Yesterday's interview went, well, interestingly. It went well, but it was kind of unnerving. I couldn't get a read on the guy to save my life. he gave me almost nothing to work with in terms of a conversation and he seemed distracted (he kept looking over at his computer and the thing kept dinging (e-mails). At one point, towards the end of the thing, I was so rattled that I blanked out entirely on a few names. I recovered pretty quickly, but still, I didn't like it. So although I did the best I could, I was really bothered by the guy's behavior. I even called my old boss to see if she knew the guy and to ask if this is normal behavior for him. She sadly didn't know the guy.

This morning, I got an e-mail from a headhunter about a communications specialist position at Reuter's. I told him I would call him in the morning about it. So he sent me the job description. Then genius me, I left my cell behind so when I got home there were a ton of voice mails. The last one, however, made me grin and happy that I left it home. It was from the job that turned me down two weeks ago. They reopened the position and wanted to know if I could come in either tomorrow or Thursday.
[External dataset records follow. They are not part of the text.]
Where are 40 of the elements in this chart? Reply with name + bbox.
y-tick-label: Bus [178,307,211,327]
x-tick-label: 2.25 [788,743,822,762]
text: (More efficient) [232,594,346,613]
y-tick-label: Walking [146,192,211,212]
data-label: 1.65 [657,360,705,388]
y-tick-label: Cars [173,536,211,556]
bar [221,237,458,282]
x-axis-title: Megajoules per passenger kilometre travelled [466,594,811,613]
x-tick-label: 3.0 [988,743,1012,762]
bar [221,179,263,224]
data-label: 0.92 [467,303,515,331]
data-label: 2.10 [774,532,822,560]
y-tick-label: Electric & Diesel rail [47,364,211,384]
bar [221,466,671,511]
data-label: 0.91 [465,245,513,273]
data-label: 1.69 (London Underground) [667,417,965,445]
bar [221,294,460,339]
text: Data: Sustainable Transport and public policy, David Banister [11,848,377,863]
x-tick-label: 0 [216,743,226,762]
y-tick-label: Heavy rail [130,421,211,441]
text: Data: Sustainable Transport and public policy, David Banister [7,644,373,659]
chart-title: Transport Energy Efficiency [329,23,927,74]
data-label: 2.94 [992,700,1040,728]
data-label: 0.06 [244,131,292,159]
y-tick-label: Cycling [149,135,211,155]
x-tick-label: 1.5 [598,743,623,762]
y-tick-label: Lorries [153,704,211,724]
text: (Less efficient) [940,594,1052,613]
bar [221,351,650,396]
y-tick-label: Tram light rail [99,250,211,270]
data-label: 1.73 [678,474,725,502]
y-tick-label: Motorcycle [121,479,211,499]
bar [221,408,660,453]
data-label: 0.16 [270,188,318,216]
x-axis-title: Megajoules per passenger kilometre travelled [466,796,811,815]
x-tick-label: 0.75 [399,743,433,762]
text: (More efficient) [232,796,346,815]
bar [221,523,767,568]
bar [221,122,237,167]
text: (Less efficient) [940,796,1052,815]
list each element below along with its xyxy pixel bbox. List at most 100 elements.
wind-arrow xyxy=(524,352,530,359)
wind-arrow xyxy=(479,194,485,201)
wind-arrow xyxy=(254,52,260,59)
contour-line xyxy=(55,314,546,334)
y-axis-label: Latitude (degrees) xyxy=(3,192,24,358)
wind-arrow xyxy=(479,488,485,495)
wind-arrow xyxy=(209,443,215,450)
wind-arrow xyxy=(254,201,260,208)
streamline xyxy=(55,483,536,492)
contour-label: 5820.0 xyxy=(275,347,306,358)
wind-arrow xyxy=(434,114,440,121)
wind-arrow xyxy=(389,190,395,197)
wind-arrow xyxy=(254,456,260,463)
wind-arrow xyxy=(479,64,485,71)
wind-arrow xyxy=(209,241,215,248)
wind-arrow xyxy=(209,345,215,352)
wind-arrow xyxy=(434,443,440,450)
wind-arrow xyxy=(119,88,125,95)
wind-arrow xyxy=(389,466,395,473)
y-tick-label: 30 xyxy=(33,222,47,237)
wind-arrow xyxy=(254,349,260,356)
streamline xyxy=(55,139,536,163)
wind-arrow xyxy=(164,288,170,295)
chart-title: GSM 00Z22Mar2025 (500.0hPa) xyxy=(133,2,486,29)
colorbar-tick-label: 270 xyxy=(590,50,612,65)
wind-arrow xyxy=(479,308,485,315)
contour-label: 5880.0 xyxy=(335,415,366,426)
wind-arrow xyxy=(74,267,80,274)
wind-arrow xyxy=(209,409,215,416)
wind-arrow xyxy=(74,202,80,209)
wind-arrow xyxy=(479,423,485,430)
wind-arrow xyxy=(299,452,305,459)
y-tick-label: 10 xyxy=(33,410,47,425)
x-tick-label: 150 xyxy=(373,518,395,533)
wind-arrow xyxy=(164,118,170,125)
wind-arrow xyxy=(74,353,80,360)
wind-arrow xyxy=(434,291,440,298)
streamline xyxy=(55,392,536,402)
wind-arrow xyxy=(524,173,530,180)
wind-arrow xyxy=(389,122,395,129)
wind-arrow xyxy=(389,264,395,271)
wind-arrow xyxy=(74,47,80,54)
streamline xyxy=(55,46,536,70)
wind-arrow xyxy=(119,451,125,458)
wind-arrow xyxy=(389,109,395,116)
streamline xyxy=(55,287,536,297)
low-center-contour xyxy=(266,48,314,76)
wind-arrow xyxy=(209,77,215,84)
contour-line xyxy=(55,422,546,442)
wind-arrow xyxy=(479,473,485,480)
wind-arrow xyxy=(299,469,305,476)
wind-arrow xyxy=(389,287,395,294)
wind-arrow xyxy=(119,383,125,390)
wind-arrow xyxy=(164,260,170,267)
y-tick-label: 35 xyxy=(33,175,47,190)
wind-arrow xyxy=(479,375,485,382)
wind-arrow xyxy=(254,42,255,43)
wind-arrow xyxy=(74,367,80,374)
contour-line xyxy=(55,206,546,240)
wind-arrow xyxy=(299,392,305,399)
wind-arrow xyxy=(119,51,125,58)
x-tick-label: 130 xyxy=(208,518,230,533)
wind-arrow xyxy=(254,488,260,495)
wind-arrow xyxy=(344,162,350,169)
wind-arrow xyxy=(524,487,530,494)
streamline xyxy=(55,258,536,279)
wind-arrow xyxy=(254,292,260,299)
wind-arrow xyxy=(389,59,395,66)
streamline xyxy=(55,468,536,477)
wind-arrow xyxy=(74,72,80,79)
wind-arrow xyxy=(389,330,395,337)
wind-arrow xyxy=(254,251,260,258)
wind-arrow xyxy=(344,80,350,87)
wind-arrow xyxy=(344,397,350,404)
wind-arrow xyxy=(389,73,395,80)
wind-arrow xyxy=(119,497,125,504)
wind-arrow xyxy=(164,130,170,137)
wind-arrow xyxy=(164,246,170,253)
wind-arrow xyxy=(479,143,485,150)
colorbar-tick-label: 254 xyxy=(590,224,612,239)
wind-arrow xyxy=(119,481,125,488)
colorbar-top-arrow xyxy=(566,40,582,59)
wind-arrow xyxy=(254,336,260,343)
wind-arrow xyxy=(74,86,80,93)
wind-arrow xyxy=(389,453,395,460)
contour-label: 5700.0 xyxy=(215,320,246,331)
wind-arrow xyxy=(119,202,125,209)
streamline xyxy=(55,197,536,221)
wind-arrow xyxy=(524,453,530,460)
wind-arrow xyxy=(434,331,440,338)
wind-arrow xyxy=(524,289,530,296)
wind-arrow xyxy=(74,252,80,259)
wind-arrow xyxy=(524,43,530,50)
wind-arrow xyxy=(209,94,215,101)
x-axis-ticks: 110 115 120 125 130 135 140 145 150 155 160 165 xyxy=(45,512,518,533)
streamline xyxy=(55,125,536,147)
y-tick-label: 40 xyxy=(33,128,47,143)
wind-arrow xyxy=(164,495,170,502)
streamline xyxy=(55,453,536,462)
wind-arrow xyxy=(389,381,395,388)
Now the reason I'm thankful I left the phone behind is because had I gotten the call, I know I would have taken the interview tomorrow. But since I got some time to think about it, I decided to go for Thursday. I can prepare a bit more, I can talk to the headhunter and I am allowing the people from Time to have more time to get back to me. Hopefully, this way, I will have two offers and a potential interview on deck. Not a bad position to be in.

Now here's the part about the power of prayer and why I know the Big man looks out for me. Since I got turned down, I have been pretty depressed. I've been trying of course to keep a positive attitude and remain thankful for all the great things I have in my life. But still, most of my time praying has been spent asking for a miracle and asking why I feel like I'm being punished. I know that's not the case, but I still felt like it. Between him and I, I think we're cool enough for me to ask that. Especially after yesterday's interview. And now here I sit, not 24 hours later, somewhat spoiled for choices in job opportunities. Thank you LORD!


Dizzy Vizzy said...

The hardest part is waiting to see what is planned for us....

BeeOhVee said...

that, and trying to not sound like a whining and/or crying child, mid tantrum.